More than a third of women in the UK are not interested in having sex, a study has found.
Researchers conducted a survey of 12,000 Britons, asking them about their libido and attitudes towards sex.
Some 34 per cent of women admitted to not wanting sex, while the same was true for just 15 per cent of men.
Women also revealed they struggle to get aroused, had trouble having orgasms and found it difficult to enjoy sex.
Sara Collins found her sex drive dwindling after her first baby. By the time a second arrived she and her then-husband Graham were sleeping in separate rooms (right, Sara and Graham Collins are pictured on their wedding day; left Miss Collins today)
Most people grouped into a 'low interest' category (80 per cent) were married or living with their partner, the study showed.
Sara Collins found her sex drive dwindling after her first baby. By the time a second arrived she and her then-husband Graham were sleeping in separate rooms.
They ended up splitting last year as a result and she says she is ‘no longer interested’ in making love.
‘When we were together I thought my husband was fine with our no-sex marriage,’ she added. ‘Turns out that he wasn’t.
‘It seems you’re supposed to want sex like you’re 17 all the time. But as I got past 45 it just wasn’t something that bothered me.’
Miss Collins, 50, a receptionist from Lancing, West Sussex, said: ‘Before we had children we would make love three or four times a week. But by the time I had our third child I was 39 and physically repulsed by my body.
'There was nothing I could do to shift the excess pounds. By the time I’d accepted it, I was in my late 40s and experiencing the perimenopause. I had hot flushes, was irritable and I couldn’t bear my husband near me.’
Researchers from the University of Glasgow analysed sex life questionnaires from a total of 12,132 people in the UK, between the ages of 16 and 74.
Each was asked about their experience of STIs, unwanted pregnancy, being coerced into sex, their physical enjoyment of sex and their attitudes towards it.
Overall, 47.5 per cent of women were deemed to have 'poor sexual health', which included emotional experiences as well as physical problems or illness.
In comparison, the rate was just 17 per cent among men.
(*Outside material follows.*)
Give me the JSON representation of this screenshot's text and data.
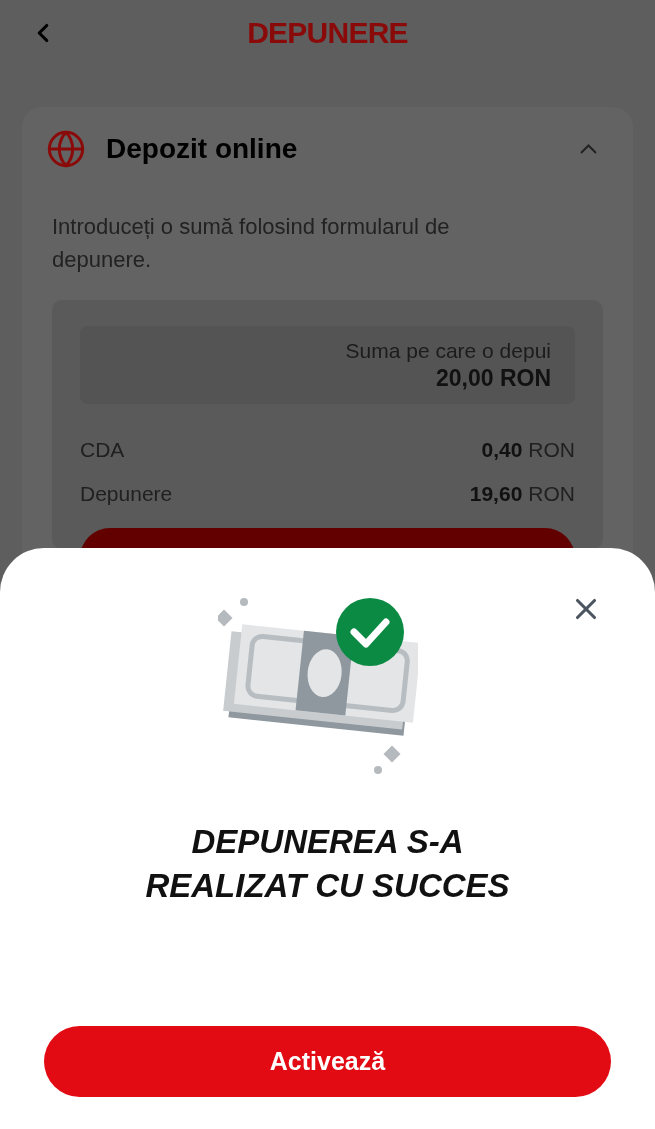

The research was published in the medical journal BMC Public Health.
Miss Collins said of the study: ‘I don’t think it’s surprising at all. I have one friend who hasn’t had sex in over ten years. However I think men will find these statistics quite shocking. Men put an awful lot more weight on a sexual relationship than women.
‘The most important thing for couples to do is communicate. If my husband and I had been a lot more open about how he was feeling I think we could have got some help or counselling.’